4 dólúnga] Notker verwendet diesen Ausdruck im 8. Kapitel (nach der heute gängigen Einteilung in 15 Kapitel) der Kategorien, um passio zu übersetzen. Wahrnehmung wird dort als ein Affektiertwerden (passio) der Sinne durch sinnlich erfaßbare Eigenschaften (passibiles qualitates) an realen Gegenständen dargestellt.(vgl. Nk 98,20-99,21).

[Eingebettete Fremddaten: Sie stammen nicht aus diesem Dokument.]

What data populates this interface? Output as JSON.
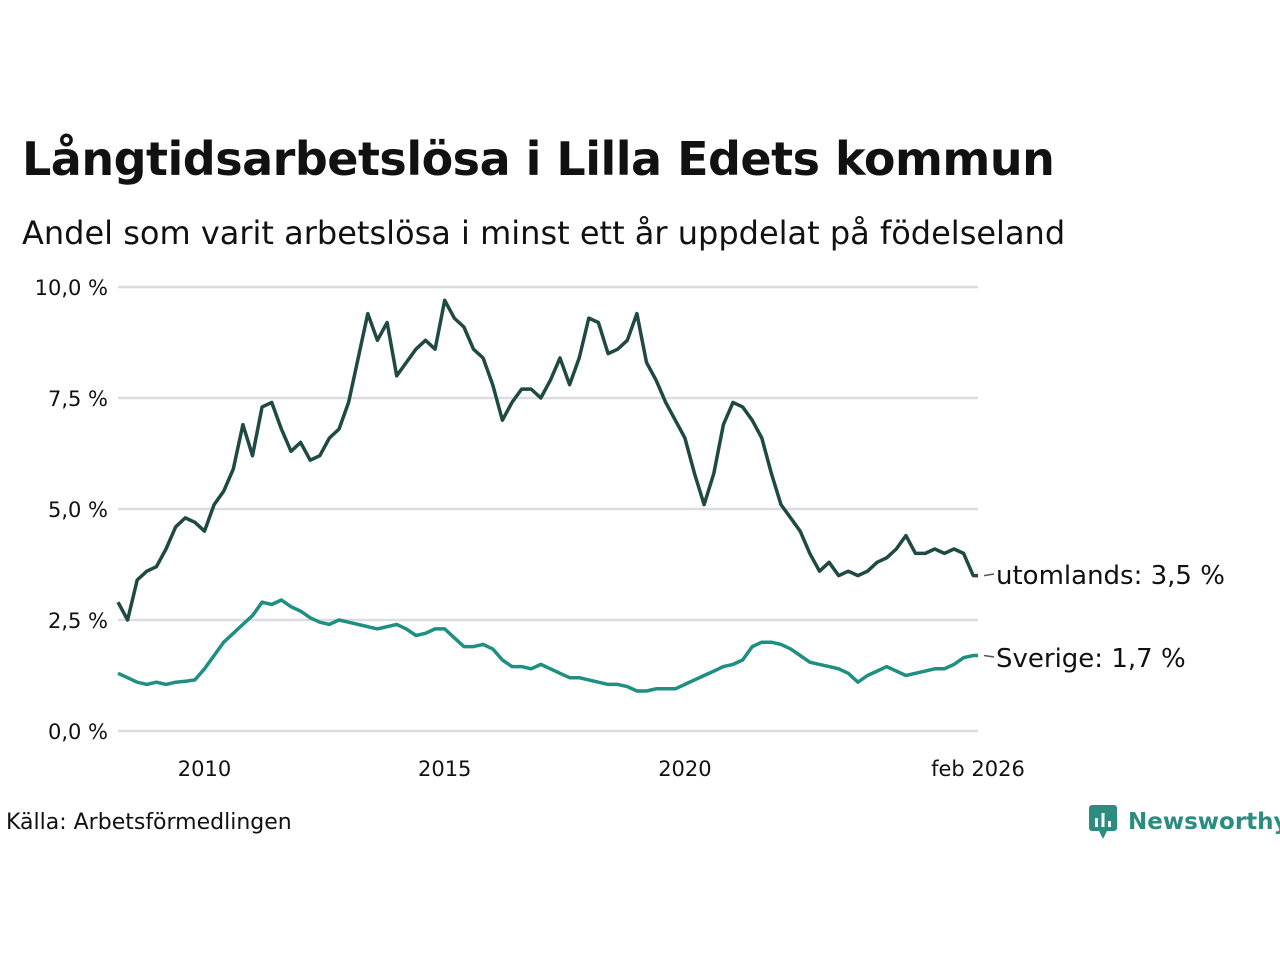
{
  "title": "Långtidsarbetslösa i Lilla Edets kommun",
  "subtitle": "Andel som varit arbetslösa i minst ett år uppdelat på födelseland",
  "source": "Källa: Arbetsförmedlingen",
  "brand": "Newsworthy",
  "chart_data": {
    "type": "line",
    "title": "Långtidsarbetslösa i Lilla Edets kommun",
    "subtitle": "Andel som varit arbetslösa i minst ett år uppdelat på födelseland",
    "ylim": [
      0,
      10
    ],
    "xlim": [
      2008.2,
      2026.1
    ],
    "y_ticks": [
      0,
      2.5,
      5,
      7.5,
      10
    ],
    "y_tick_labels": [
      "0,0 %",
      "2,5 %",
      "5,0 %",
      "7,5 %",
      "10,0 %"
    ],
    "x_ticks": [
      2010,
      2015,
      2020,
      2026.1
    ],
    "x_tick_labels": [
      "2010",
      "2015",
      "2020",
      "feb 2026"
    ],
    "grid": true,
    "series": [
      {
        "name": "utomlands",
        "end_label": "utomlands: 3,5 %",
        "color": "#1f4a43",
        "x": [
          2008.2,
          2008.4,
          2008.6,
          2008.8,
          2009.0,
          2009.2,
          2009.4,
          2009.6,
          2009.8,
          2010.0,
          2010.2,
          2010.4,
          2010.6,
          2010.8,
          2011.0,
          2011.2,
          2011.4,
          2011.6,
          2011.8,
          2012.0,
          2012.2,
          2012.4,
          2012.6,
          2012.8,
          2013.0,
          2013.2,
          2013.4,
          2013.6,
          2013.8,
          2014.0,
          2014.2,
          2014.4,
          2014.6,
          2014.8,
          2015.0,
          2015.2,
          2015.4,
          2015.6,
          2015.8,
          2016.0,
          2016.2,
          2016.4,
          2016.6,
          2016.8,
          2017.0,
          2017.2,
          2017.4,
          2017.6,
          2017.8,
          2018.0,
          2018.2,
          2018.4,
          2018.6,
          2018.8,
          2019.0,
          2019.2,
          2019.4,
          2019.6,
          2019.8,
          2020.0,
          2020.2,
          2020.4,
          2020.6,
          2020.8,
          2021.0,
          2021.2,
          2021.4,
          2021.6,
          2021.8,
          2022.0,
          2022.2,
          2022.4,
          2022.6,
          2022.8,
          2023.0,
          2023.2,
          2023.4,
          2023.6,
          2023.8,
          2024.0,
          2024.2,
          2024.4,
          2024.6,
          2024.8,
          2025.0,
          2025.2,
          2025.4,
          2025.6,
          2025.8,
          2026.0,
          2026.1
        ],
        "values": [
          2.9,
          2.5,
          3.4,
          3.6,
          3.7,
          4.1,
          4.6,
          4.8,
          4.7,
          4.5,
          5.1,
          5.4,
          5.9,
          6.9,
          6.2,
          7.3,
          7.4,
          6.8,
          6.3,
          6.5,
          6.1,
          6.2,
          6.6,
          6.8,
          7.4,
          8.4,
          9.4,
          8.8,
          9.2,
          8.0,
          8.3,
          8.6,
          8.8,
          8.6,
          9.7,
          9.3,
          9.1,
          8.6,
          8.4,
          7.8,
          7.0,
          7.4,
          7.7,
          7.7,
          7.5,
          7.9,
          8.4,
          7.8,
          8.4,
          9.3,
          9.2,
          8.5,
          8.6,
          8.8,
          9.4,
          8.3,
          7.9,
          7.4,
          7.0,
          6.6,
          5.8,
          5.1,
          5.8,
          6.9,
          7.4,
          7.3,
          7.0,
          6.6,
          5.8,
          5.1,
          4.8,
          4.5,
          4.0,
          3.6,
          3.8,
          3.5,
          3.6,
          3.5,
          3.6,
          3.8,
          3.9,
          4.1,
          4.4,
          4.0,
          4.0,
          4.1,
          4.0,
          4.1,
          4.0,
          3.5,
          3.5
        ]
      },
      {
        "name": "Sverige",
        "end_label": "Sverige: 1,7 %",
        "color": "#1e8f80",
        "x": [
          2008.2,
          2008.4,
          2008.6,
          2008.8,
          2009.0,
          2009.2,
          2009.4,
          2009.6,
          2009.8,
          2010.0,
          2010.2,
          2010.4,
          2010.6,
          2010.8,
          2011.0,
          2011.2,
          2011.4,
          2011.6,
          2011.8,
          2012.0,
          2012.2,
          2012.4,
          2012.6,
          2012.8,
          2013.0,
          2013.2,
          2013.4,
          2013.6,
          2013.8,
          2014.0,
          2014.2,
          2014.4,
          2014.6,
          2014.8,
          2015.0,
          2015.2,
          2015.4,
          2015.6,
          2015.8,
          2016.0,
          2016.2,
          2016.4,
          2016.6,
          2016.8,
          2017.0,
          2017.2,
          2017.4,
          2017.6,
          2017.8,
          2018.0,
          2018.2,
          2018.4,
          2018.6,
          2018.8,
          2019.0,
          2019.2,
          2019.4,
          2019.6,
          2019.8,
          2020.0,
          2020.2,
          2020.4,
          2020.6,
          2020.8,
          2021.0,
          2021.2,
          2021.4,
          2021.6,
          2021.8,
          2022.0,
          2022.2,
          2022.4,
          2022.6,
          2022.8,
          2023.0,
          2023.2,
          2023.4,
          2023.6,
          2023.8,
          2024.0,
          2024.2,
          2024.4,
          2024.6,
          2024.8,
          2025.0,
          2025.2,
          2025.4,
          2025.6,
          2025.8,
          2026.0,
          2026.1
        ],
        "values": [
          1.3,
          1.2,
          1.1,
          1.05,
          1.1,
          1.05,
          1.1,
          1.12,
          1.15,
          1.4,
          1.7,
          2.0,
          2.2,
          2.4,
          2.6,
          2.9,
          2.85,
          2.95,
          2.8,
          2.7,
          2.55,
          2.45,
          2.4,
          2.5,
          2.45,
          2.4,
          2.35,
          2.3,
          2.35,
          2.4,
          2.3,
          2.15,
          2.2,
          2.3,
          2.3,
          2.1,
          1.9,
          1.9,
          1.95,
          1.85,
          1.6,
          1.45,
          1.45,
          1.4,
          1.5,
          1.4,
          1.3,
          1.2,
          1.2,
          1.15,
          1.1,
          1.05,
          1.05,
          1.0,
          0.9,
          0.9,
          0.95,
          0.95,
          0.95,
          1.05,
          1.15,
          1.25,
          1.35,
          1.45,
          1.5,
          1.6,
          1.9,
          2.0,
          2.0,
          1.95,
          1.85,
          1.7,
          1.55,
          1.5,
          1.45,
          1.4,
          1.3,
          1.1,
          1.25,
          1.35,
          1.45,
          1.35,
          1.25,
          1.3,
          1.35,
          1.4,
          1.4,
          1.5,
          1.65,
          1.7,
          1.7
        ]
      }
    ]
  }
}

Notker bringt in seiner Kategorien-Bearbeitung (Nk 99, 13f.) die Aussage auf den Punkt:
Únserên sensibus sínt siu máchârra dólungo.
"Unseren sensibus (Sinnen) sind sie [d.h. die qualitates an den Gegenständen] bringer von Erduldungen."
Weitere semantische Merkmale des Wortes dólunga sind, daß die damit bezeichnete Erduldung bzw. dieses Leiden nur von kurzer Dauer und ohne bleibende Auswirkung ist (vgl. dazu Nk 102,19-21, Staeves 1996, S. 44 sowie das Notker-Glossar). Strenggenommen liegt allerdings hier eine andere Art von dólúnga/passio vor als an der genannten Kategorien-Stelle, denn dort sind es die Sinne und damit körperliche Vermögen, die affektiert werden, hier aber der passive Teil der Denkseele, und damit ein geistiges Vermögen. Die Verwendung ein und desselben Ausdrucks hierfür unterstellt eine Analogie zwischen den beiden Vorgängen.